Chapter 2
Each story needs a designated starting point. In some cases, we can all agree on an unambiguous inciting incident, as if it were possible to travel back in time and finally say: here. This is the precise moment when the hands of the clock begin to move.
But here, that isn’t so. In order to uncover what happened to the boys from Skavboke, each of us must settle on a vantage point from which the events can be observed.
Perhaps that vantage point wasn’t with Sander or Killian, or even Jakob Lindell, but with the brothers, Mikael and Filip. Or Madeleine, or even Felicia. After all, someone must be the guilty party.
Or is it all of them? The whole village, in fact. Small towns sometimes have a voice of their own.
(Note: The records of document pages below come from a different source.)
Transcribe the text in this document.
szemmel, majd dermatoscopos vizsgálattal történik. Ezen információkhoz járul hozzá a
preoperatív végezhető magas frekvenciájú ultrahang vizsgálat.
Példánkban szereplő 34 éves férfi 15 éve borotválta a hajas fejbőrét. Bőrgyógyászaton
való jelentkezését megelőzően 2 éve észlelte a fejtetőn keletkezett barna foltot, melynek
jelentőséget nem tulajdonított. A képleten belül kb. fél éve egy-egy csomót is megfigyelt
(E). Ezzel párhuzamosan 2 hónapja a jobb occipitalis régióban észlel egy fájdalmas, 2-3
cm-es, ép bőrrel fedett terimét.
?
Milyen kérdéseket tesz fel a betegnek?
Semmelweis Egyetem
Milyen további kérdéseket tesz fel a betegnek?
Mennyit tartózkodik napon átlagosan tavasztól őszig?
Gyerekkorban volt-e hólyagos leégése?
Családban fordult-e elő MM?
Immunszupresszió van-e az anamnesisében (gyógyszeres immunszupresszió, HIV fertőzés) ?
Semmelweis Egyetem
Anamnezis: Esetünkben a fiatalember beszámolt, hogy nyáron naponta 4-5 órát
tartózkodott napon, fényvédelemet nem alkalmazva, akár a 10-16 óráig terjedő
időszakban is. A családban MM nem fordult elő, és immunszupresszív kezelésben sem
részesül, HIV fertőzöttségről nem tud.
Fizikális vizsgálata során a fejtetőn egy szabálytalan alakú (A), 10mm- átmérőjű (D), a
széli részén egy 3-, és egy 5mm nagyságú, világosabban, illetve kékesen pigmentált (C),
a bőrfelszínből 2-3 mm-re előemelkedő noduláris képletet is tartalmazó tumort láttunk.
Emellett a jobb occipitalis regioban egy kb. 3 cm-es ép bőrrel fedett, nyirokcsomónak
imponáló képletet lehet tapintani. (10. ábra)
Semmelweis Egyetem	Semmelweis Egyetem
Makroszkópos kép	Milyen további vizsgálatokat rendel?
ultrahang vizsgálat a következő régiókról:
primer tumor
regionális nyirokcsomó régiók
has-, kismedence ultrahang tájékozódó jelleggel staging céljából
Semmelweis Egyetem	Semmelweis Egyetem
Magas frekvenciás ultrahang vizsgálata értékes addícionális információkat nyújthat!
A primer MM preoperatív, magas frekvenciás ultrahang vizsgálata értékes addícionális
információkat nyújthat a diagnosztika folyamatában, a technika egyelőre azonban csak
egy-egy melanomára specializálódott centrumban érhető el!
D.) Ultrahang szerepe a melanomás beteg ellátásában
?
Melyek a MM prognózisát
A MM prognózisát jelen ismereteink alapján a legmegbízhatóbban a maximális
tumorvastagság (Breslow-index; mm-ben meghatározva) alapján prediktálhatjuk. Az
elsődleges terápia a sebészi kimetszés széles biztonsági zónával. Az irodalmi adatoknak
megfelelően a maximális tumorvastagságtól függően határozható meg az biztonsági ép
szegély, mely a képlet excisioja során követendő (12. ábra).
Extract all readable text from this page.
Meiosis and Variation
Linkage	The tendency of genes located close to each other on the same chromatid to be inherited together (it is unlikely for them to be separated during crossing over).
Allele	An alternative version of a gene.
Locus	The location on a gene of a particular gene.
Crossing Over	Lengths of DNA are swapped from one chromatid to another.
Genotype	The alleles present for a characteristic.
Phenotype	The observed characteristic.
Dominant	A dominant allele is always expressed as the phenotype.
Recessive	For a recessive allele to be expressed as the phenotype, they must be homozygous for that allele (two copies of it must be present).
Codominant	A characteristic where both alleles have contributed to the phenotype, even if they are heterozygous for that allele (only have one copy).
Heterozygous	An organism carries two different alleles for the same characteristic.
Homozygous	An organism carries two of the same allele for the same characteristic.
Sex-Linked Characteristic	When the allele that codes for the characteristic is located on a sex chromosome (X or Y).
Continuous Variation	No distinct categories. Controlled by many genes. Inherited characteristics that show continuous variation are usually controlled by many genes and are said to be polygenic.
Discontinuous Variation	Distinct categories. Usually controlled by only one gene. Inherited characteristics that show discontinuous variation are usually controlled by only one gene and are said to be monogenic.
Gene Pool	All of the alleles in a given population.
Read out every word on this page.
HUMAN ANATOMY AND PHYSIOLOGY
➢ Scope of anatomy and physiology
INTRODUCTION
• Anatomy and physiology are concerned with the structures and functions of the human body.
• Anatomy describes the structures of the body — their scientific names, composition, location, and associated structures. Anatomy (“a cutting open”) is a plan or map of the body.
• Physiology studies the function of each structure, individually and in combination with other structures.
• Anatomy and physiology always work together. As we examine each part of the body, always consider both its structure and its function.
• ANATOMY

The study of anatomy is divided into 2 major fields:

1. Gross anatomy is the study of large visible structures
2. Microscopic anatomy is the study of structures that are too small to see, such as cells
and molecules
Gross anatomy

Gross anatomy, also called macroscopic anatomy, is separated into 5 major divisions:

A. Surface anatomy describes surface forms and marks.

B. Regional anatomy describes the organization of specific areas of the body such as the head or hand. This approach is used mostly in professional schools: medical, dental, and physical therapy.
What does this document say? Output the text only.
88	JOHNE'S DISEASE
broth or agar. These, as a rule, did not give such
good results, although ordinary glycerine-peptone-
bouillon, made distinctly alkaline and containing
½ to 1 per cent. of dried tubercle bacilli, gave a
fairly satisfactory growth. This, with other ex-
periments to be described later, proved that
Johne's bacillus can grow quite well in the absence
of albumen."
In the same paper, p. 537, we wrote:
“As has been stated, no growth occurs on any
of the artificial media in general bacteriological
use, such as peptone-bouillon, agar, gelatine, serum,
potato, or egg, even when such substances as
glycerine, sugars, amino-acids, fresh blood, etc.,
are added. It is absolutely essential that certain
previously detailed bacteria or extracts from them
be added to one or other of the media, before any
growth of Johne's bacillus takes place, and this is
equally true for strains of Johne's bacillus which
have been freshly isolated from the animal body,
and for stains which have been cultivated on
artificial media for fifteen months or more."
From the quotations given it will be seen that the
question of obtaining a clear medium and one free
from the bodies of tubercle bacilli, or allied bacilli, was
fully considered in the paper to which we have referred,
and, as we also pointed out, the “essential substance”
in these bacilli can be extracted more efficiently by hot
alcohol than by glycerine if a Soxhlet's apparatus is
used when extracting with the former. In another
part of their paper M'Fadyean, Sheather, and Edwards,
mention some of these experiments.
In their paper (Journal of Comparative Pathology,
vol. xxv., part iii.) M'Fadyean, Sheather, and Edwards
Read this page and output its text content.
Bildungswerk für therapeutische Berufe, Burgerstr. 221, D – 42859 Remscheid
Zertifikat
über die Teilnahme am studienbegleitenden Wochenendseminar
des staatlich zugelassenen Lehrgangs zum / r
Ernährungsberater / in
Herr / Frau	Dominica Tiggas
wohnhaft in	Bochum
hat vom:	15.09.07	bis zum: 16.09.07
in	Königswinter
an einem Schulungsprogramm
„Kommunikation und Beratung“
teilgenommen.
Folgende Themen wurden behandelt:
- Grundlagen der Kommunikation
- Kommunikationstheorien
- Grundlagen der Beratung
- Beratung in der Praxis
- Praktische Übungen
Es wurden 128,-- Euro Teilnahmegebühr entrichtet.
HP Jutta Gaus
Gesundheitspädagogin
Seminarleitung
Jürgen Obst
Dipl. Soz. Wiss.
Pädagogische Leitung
Perhaps a town can also destroy itself, if worse comes to worst.
The people who move in and out of the pages of this story muddle the picture, disrupt thoughts.
That’s what they’re meant to do, even though we might wish they wouldn’t.
The story doesn’t care about wishes or ideas, none of that.
Instead, it offers a cast of folks who speak and act, who give witness statements both false and true, who reject and elevate one another.
Some withdraw and don’t want to be seen, yet continue to operate in silence.
Their actions, in turn, recur as ripples in the lives of completely different people.
Yes, so it seems.
Might as well start with the interrogation, then, as we’ve done.
Or possibly: somewhere entirely different.
Perhaps at what seems like the outskirts of it all.
Indeed, that too is a beginning. To begin with a missing teenage boy and how Siri Bengtsson, three years after the incident in Skavboke, left the police force.